A third of England’s social landlords are paying more on interest payments than is covered by their annual income, analysis by Housemark suggests.
The analysis of the sector’s annual accounts shows that English housing associations face mounting economic, as well as social pressures.
Data compiled by the organisation reveals that the average level of interest cover has dropped below 100% for London housing associations. A key measure of financial health, annual income was less than interest payments in 2022/23 for one in three landlords across England.
Further findings in Housemark’s analysis of housing associations’ 2022/23 annual accounts show operating margins have dropped 10 percentage points in the last five years, as housing providers invest more cash in improving their homes.
The wider UK economy went through a period of double-digit inflation during 2022, but for the housing sector operating costs increased at a faster rate during this period.
Median cost per unit increased by 13% in nominal terms – higher than September 2022 CPI inflation of 10%. The increase in overall costs is driven by maintenance. Major works expenditure rose by more than 20%, while routine maintenance rose by 15%.
By contrast, inflation outstripped nominal management costs, which only increased by 2%.
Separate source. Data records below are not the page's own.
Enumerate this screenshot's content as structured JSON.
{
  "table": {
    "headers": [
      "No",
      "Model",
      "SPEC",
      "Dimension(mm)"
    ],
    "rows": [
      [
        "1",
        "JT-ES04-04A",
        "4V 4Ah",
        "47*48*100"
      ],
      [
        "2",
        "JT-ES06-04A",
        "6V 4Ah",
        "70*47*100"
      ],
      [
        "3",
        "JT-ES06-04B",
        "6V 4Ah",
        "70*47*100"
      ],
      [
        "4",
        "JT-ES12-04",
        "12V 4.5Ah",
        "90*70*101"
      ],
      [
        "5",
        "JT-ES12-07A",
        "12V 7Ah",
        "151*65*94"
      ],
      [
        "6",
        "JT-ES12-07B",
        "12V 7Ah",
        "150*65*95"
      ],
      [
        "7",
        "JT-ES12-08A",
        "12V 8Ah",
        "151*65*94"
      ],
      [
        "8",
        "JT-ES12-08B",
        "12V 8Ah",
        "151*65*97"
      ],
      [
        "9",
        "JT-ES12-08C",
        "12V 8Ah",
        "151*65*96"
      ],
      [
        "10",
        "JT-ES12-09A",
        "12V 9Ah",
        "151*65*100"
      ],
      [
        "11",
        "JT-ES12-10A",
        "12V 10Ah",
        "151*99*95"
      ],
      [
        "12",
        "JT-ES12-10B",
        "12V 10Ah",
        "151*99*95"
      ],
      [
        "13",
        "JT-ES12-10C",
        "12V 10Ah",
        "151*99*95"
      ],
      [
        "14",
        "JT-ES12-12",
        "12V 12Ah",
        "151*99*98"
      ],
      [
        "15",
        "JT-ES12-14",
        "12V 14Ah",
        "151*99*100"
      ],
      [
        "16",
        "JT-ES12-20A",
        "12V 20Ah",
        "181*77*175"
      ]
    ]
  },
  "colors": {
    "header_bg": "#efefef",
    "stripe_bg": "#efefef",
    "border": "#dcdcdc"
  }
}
Jonathan Cox, Housemark’s director of data and business intelligence, said: “These results show the stark effect of wider economic upheaval in the social housing sector. Cost increases led by construction industry price inflation have squeezed margins.
“With interest rates at a 15-year high, the sector’s understandable use of cash reserves for reinvestment rather than borrowing has pushed cover for existing debt below 100% for many landlords.
“While economic cycles tend to play out over the medium term, the need for increased investment in building safety, decency and energy efficiency, in addition to new stock, is part of a longer-term trend that may require substantial changes to the way social housing is funded and financed.”
Each year the Regulator of Social Housing publishes its Value for Money (VFM) Metrics Report. The VFM Metrics are a key part of the regulatory framework for English housing associations and private registered providers with more than 1,000 units are required to publish a set of nine standardised metrics. These outline the financial viability of the landlord as part of its publicly available financial statements.
Housemark compiled a dataset of over 130 of the country’s largest housing associations’ VFM Metrics. This, the organisation says, provides the “earliest comprehensive view” on the sector’s financial health for the year to March 2023.